To Take a Class, Or To Not Take A Class
I recently came across an article from the Canadian Broadcasting Corporation discussing comedy and whether it can successfully be taught in a classroom setting.
David Granirer of Langara College in Vancouver believes whole-heartedly that stand-up comedy is something that can be taught and bases his theory off of “technique and formulas” and claims people “build confidence” in his class or “reframe their past experiences in a more positive light.”
Now, I’m all for using stand-up comedy for whatever purpose you may have, but the angle of “teaching” stand-up is something I don’t fully agree with.
Should you take a class? Here are my thoughts.
Real world experience is the strongest approach.
Being a comedian (stand-up especially), is a whole different ball game versus any other artform out there and I often have comedians approach me asking if taking a class would be a good decision. Personally, I have taken a stand-up comedy course and I wouldn’t ever discount what I did take away from it. I had just moved to New York City and didn’t know anything about the comedy scene. I was also looking to build connections with others and it ultimately was part of my personal path in comedy. You can be taught a dance, you can be taught to read lines, but you cannot be taught how to perform your own material.
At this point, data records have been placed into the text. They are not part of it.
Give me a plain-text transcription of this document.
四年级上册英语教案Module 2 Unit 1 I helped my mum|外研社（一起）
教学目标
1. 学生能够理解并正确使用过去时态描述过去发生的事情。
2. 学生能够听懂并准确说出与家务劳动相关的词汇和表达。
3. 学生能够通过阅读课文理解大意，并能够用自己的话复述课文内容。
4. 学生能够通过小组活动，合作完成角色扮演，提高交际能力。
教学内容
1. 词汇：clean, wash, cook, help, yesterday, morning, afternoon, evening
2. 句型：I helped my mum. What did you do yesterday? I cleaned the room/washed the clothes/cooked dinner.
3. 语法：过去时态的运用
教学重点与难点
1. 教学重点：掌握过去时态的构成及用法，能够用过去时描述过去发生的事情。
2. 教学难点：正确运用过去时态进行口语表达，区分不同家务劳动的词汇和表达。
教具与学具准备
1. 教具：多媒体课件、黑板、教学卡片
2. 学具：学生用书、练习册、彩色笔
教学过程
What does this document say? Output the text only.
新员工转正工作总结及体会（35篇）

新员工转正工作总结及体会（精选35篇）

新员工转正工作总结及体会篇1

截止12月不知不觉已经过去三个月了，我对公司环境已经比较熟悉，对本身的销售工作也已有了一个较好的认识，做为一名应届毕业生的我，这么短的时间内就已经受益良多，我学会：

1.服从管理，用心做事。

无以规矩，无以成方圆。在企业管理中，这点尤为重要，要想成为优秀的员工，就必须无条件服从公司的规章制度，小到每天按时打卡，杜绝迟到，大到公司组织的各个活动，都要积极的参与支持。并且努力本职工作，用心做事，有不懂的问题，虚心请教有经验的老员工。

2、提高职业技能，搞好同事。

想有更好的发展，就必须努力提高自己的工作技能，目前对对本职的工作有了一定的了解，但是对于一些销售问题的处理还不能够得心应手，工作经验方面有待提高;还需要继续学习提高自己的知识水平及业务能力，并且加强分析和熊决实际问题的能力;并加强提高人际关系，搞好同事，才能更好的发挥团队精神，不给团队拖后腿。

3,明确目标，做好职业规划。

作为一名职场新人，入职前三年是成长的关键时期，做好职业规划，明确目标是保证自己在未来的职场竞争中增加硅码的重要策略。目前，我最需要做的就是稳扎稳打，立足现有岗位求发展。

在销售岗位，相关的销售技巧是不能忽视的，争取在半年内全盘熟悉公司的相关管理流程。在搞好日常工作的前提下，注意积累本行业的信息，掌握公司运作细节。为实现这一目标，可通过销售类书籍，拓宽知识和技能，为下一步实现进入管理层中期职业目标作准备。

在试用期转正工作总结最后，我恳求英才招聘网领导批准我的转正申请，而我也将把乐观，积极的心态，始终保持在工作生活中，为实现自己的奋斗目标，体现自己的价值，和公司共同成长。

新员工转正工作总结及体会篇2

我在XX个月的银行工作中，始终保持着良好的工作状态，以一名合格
You might be able to take notes, but those notes have to be tailored to your own personal style. That’s why they call it “working out a bit.” It’s because you ultimately have to figure out how to write and perform the bit to the best of YOUR ability. No one can sell the bit, but you, and it’s often just trial and error.
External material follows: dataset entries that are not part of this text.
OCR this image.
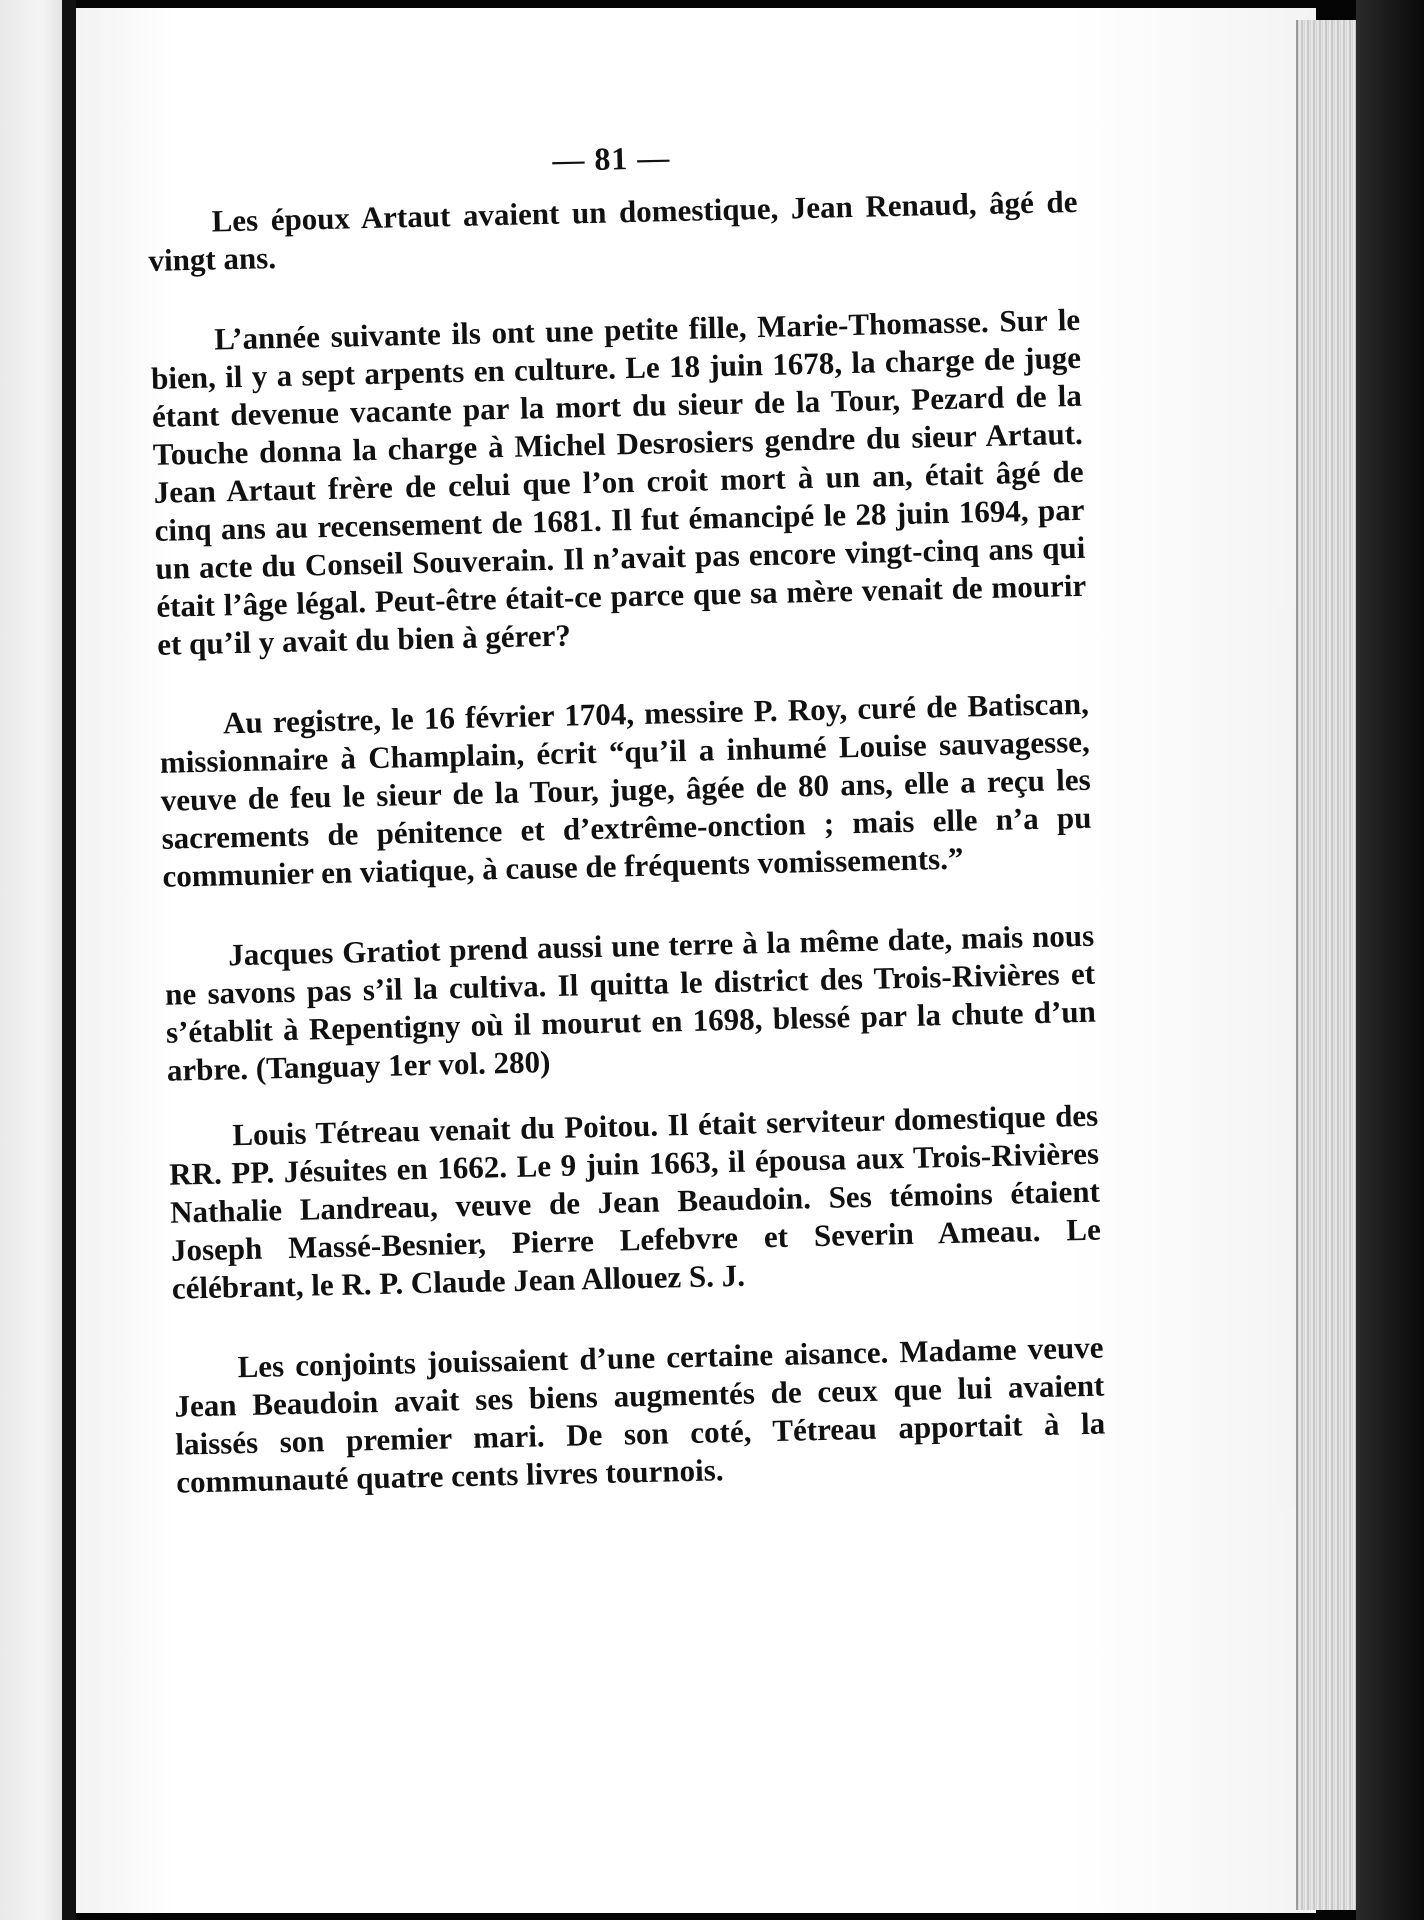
— 81 —

Les époux Artaut avaient un domestique, Jean Renaud, âgé de vingt ans.

L’année suivante ils ont une petite fille, Marie-Thomasse. Sur le bien, il y a sept arpents en culture. Le 18 juin 1678, la charge de juge étant devenue vacante par la mort du sieur de la Tour, Pezard de la Touche donna la charge à Michel Desrosiers gendre du sieur Artaut. Jean Artaut frère de celui que l’on croit mort à un an, était âgé de cinq ans au recensement de 1681. Il fut émancipé le 28 juin 1694, par un acte du Conseil Souverain. Il n’avait pas encore vingt-cinq ans qui était l’âge légal. Peut-être était-ce parce que sa mère venait de mourir et qu’il y avait du bien à gérer?

Au registre, le 16 février 1704, messire P. Roy, curé de Batiscan, missionnaire à Champlain, écrit “qu’il a inhumé Louise sauvagesse, veuve de feu le sieur de la Tour, juge, âgée de 80 ans, elle a reçu les sacrements de pénitence et d’extrême-onction ; mais elle n’a pu communier en viatique, à cause de fréquents vomissements.”

Jacques Gratiot prend aussi une terre à la même date, mais nous ne savons pas s’il la cultiva. Il quitta le district des Trois-Rivières et s’établit à Repentigny où il mourut en 1698, blessé par la chute d’un arbre. (Tanguay 1er vol. 280)

Louis Tétreau venait du Poitou. Il était serviteur domestique des RR. PP. Jésuites en 1662. Le 9 juin 1663, il épousa aux Trois-Rivières Nathalie Landreau, veuve de Jean Beaudoin. Ses témoins étaient Joseph Massé-Besnier, Pierre Lefebvre et Severin Ameau. Le célébrant, le R. P. Claude Jean Allouez S. J.

Les conjoints jouissaient d’une certaine aisance. Madame veuve Jean Beaudoin avait ses biens augmentés de ceux que lui avaient laissés son premier mari. De son coté, Tétreau apportait à la communauté quatre cents livres tournois.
The performer that I was then is COMPLETELY different from what I am today. The comic I am today developed from experience on stage and finding out what works in real time, not in a classroom. Sure, you can be shown techniques on performance, but other elements of stand-up (primarily emotion and personal style) cannot be taught. They have to be embraced.
Look for inspiration, not answers.
Classes for stand-ups are often used inefficiently in my opinion. From experience, I see newbie and some not-so-newbie comics going in thinking they’re going to get all the answers. How do I perform like a stand-up? How do I write this bit so it works? What’s the best writing structure?
Wrong. Wrong. Wrong.
In this industry there’s no one way to do something and performance is no different. That is why we have so many different styles of comedy and no two performers are the same. If there was a one size fits all approach to stand-up, then we’d all be successful and the actual artform would be a bit boring.
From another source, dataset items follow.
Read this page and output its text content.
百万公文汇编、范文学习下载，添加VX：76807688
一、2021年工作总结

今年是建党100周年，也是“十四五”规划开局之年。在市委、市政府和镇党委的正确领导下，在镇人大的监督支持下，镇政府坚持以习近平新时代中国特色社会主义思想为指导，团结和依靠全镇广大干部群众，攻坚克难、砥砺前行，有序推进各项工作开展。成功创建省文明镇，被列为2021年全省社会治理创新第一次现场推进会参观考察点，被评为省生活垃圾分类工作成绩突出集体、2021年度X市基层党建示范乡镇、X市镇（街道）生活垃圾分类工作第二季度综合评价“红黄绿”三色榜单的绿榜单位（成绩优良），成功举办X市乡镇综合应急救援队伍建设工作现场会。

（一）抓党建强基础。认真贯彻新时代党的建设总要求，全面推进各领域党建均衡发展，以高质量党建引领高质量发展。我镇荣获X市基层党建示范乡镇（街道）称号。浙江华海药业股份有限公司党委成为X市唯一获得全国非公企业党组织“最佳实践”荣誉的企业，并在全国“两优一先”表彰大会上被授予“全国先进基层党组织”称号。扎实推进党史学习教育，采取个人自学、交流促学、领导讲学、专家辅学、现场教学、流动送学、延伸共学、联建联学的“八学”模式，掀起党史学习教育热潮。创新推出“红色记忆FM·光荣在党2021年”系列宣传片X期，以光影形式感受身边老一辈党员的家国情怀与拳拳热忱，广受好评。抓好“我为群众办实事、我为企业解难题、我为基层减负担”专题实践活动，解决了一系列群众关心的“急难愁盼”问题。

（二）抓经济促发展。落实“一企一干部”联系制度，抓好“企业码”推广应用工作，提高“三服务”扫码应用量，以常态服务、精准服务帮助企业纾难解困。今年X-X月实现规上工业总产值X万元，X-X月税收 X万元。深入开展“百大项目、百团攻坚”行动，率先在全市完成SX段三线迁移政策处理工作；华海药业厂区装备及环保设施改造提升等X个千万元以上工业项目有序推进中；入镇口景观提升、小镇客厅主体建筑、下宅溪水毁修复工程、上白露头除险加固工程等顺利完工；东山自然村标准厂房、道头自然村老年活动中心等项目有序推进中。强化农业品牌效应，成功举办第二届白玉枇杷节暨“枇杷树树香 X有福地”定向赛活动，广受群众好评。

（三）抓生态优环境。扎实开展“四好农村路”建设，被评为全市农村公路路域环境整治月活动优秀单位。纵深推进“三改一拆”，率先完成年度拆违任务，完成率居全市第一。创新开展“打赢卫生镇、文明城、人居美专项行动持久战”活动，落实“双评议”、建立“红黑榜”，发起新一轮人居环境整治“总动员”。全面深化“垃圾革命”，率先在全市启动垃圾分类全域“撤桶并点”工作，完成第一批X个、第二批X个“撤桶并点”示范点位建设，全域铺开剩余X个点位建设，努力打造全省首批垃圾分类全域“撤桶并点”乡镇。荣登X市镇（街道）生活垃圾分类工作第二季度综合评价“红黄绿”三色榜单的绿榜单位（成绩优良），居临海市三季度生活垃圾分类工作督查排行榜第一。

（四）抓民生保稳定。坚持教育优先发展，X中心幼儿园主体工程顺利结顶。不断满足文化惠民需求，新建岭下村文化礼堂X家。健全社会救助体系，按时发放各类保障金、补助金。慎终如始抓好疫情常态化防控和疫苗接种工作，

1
I can tell you one thing. If you are looking for a class to teach you how to be a stand-up comedian, you’ll leave feeling empty. These classes should be looked at for inspiration and building potential connections. I knew I wasn’t going to walk out of there and suddenly be one of the greats. Hey, I’m still developing my comedy today, but I knew a class would light a fire to get me inspired to perform and be more aggressive in my approach to stand-up.
Now, I’m not saying to never take a class as there are some great ones on the scene, but if you are looking to find all the answers, you’re going to be given a blunt reality check. These classes should be approached realistically because at the end of the day, it’s you who has to figure out your own performance, not an instructor.